Il en résulte par exemple un rattachement pour le moins baroque du
Coordonnateur et de son équipe. Ainsi, selon le décret n° 2010-299 du 22 mars
2010, ils relèvent « pour [leur] gestion administrative et financière » du
Secrétariat général du Gouvernement, donc du Premier ministre, alors même que
le Président de la République est le principal bénéficiaire de leur action (1).
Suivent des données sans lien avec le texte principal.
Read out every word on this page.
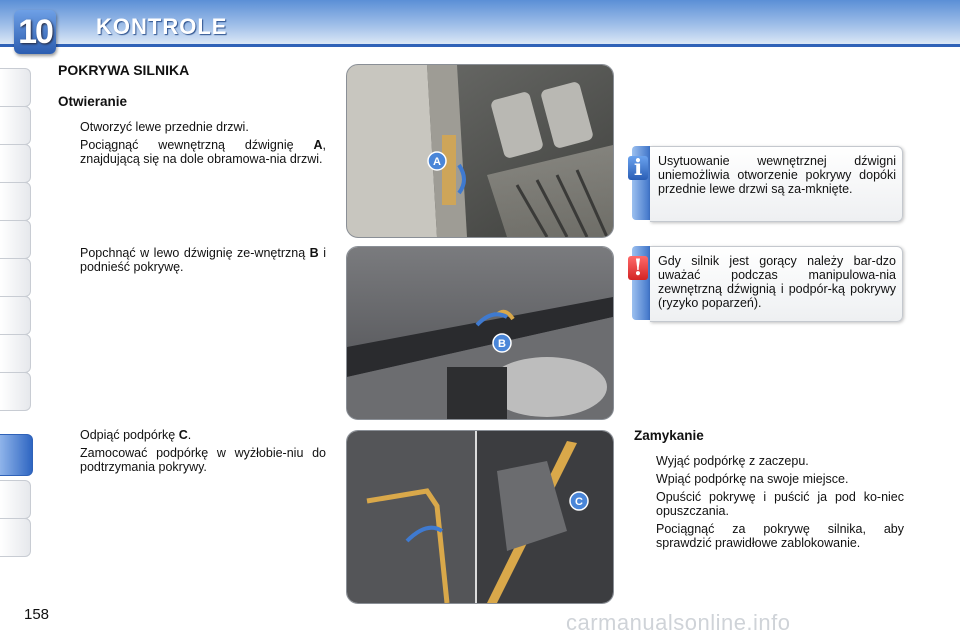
10 KONTROLE
158
POKRYWA SILNIKA
Otwieranie
Otworzyć lewe przednie drzwi.
Pociągnąć wewnętrzną dźwignię A, znajdującą się na dole obramowa-nia drzwi.
Popchnąć w lewo dźwignię ze-wnętrzną B i podnieść pokrywę.
Odpiąć podpórkę C.
Zamocować podpórkę w wyżłobie-niu do podtrzymania pokrywy.
A
B
C
i	Usytuowanie wewnętrznej dźwigni uniemożliwia otworzenie pokrywy dopóki przednie lewe drzwi są za-mknięte.
!	Gdy silnik jest gorący należy bar-dzo uważać podczas manipulowa-nia zewnętrzną dźwignią i podpór-ką pokrywy (ryzyko poparzeń).
Zamykanie
Wyjąć podpórkę z zaczepu.
Wpiąć podpórkę na swoje miejsce.
Opuścić pokrywę i puścić ja pod ko-niec opuszczania.
Pociągnąć za pokrywę silnika, aby sprawdzić prawidłowe zablokowanie.
carmanualsonline.info
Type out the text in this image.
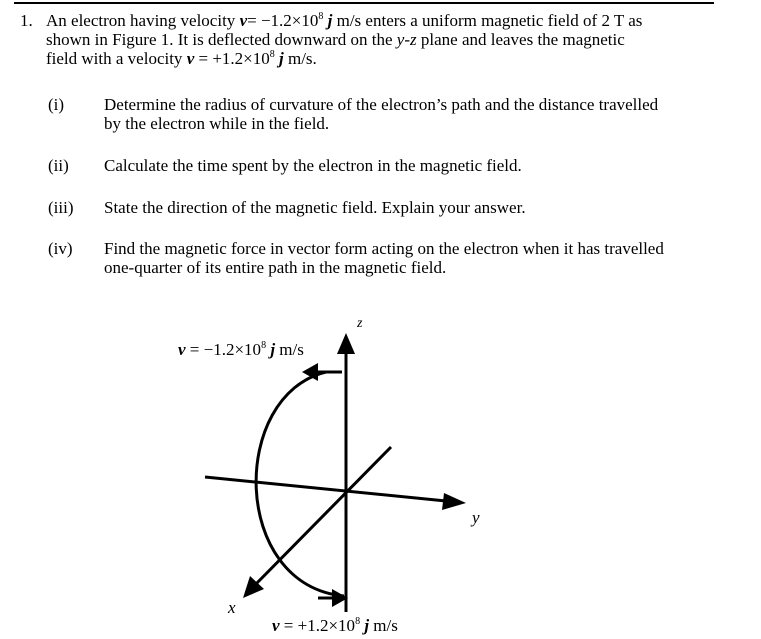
1. An electron having velocity $v= -1.2\times 10^8$ j m/s enters a uniform magnetic field of 2 T as
shown in Figure 1. It is deflected downward on the y-z plane and leaves the magnetic
field with a velocity $v = +1.2\times 10^8$ j m/s.
(i) Determine the radius of curvature of the electron’s path and the distance travelled
by the electron while in the field.
(ii) Calculate the time spent by the electron in the magnetic field.
(iii) State the direction of the magnetic field. Explain your answer.
(iv) Find the magnetic force in vector form acting on the electron when it has travelled
one-quarter of its entire path in the magnetic field.
$v = -1.2\times 10^8$ j m/s
z
y
x
$v = +1.2\times 10^8$ j m/s
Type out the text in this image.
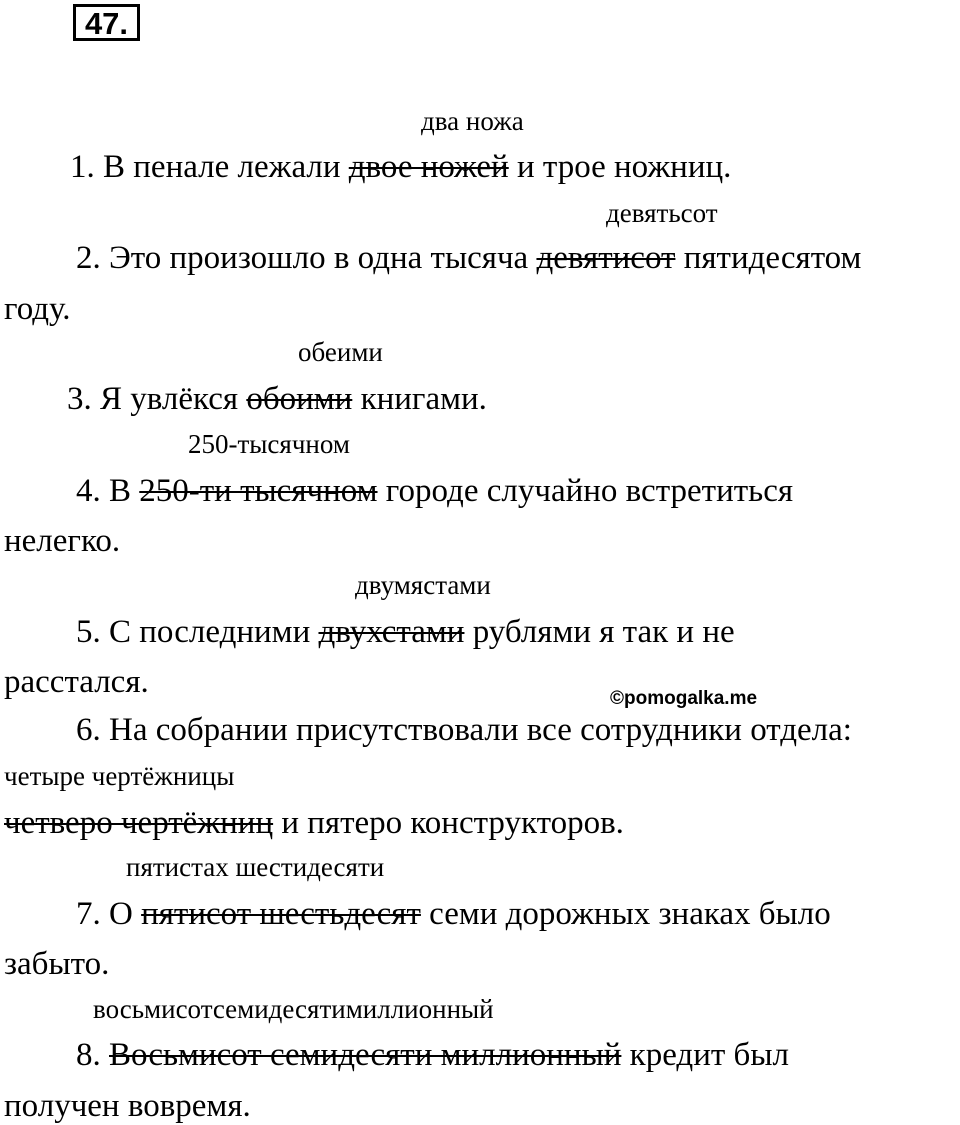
47.
два ножа
1. В пенале лежали двое ножей и трое ножниц.
девятьсот
2. Это произошло в одна тысяча девятисот пятидесятом
году.
обеими
3. Я увлёкся обоими книгами.
250-тысячном
4. В 250-ти тысячном городе случайно встретиться
нелегко.
двумястами
5. С последними двухстами рублями я так и не
расстался.	©pomogalka.me
6. На собрании присутствовали все сотрудники отдела:
четыре чертёжницы
четверо чертёжниц и пятеро конструкторов.
пятистах шестидесяти
7. О пятисот шестьдесят семи дорожных знаках было
забыто.
восьмисотсемидесятимиллионный
8. Восьмисот семидесяти миллионный кредит был
получен вовремя.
Selon les informations recueillies par la mission, la question du
rattachement a fait l’objet de longs débats entre l’Élysée et Matignon : à l’époque,
le Premier ministre se montrait très réticent à l’idée de se voir privé d’un pouvoir
de coordination tandis que certains conseillers présidentiels n’y voyaient pour leur
part aucun inconvénient mais se préoccupaient de ne pas accroître le budget de
l’Élysée.
Reste que cette originale configuration soulève deux difficultés. La
première est d’ordre institutionnel. Personne ne peut contester qu’en l’état se
trouve dangereusement accrue (et de jure) la dissociation entre l’exercice du
pouvoir et la nécessaire responsabilité qui en découle. Car, quoi qu’il advienne, le
chef de l’État ne pourra être inquiété pour des actes qui lui seront directement et
très officiellement imputables. En revanche, le Premier ministre, le ministre de
(1) Alinéa 1 de l’article R*.1122-8 du code de la Défense « Nommé par décret en conseil des ministres, le
coordonnateur national du renseignement conseille le Président de la République dans le domaine du
renseignement. » Aucun autre texte réglementaire ou législatif ne mentionne une quelconque autorité du
Premier ministre sur le coordonnateur. Si bien que les décrets du 13 janvier 2010 et du 24 février 2011
portant nomination de Bernard Bajolet puis d’Ange Mancini ne précisent aucune instance de
rattachement…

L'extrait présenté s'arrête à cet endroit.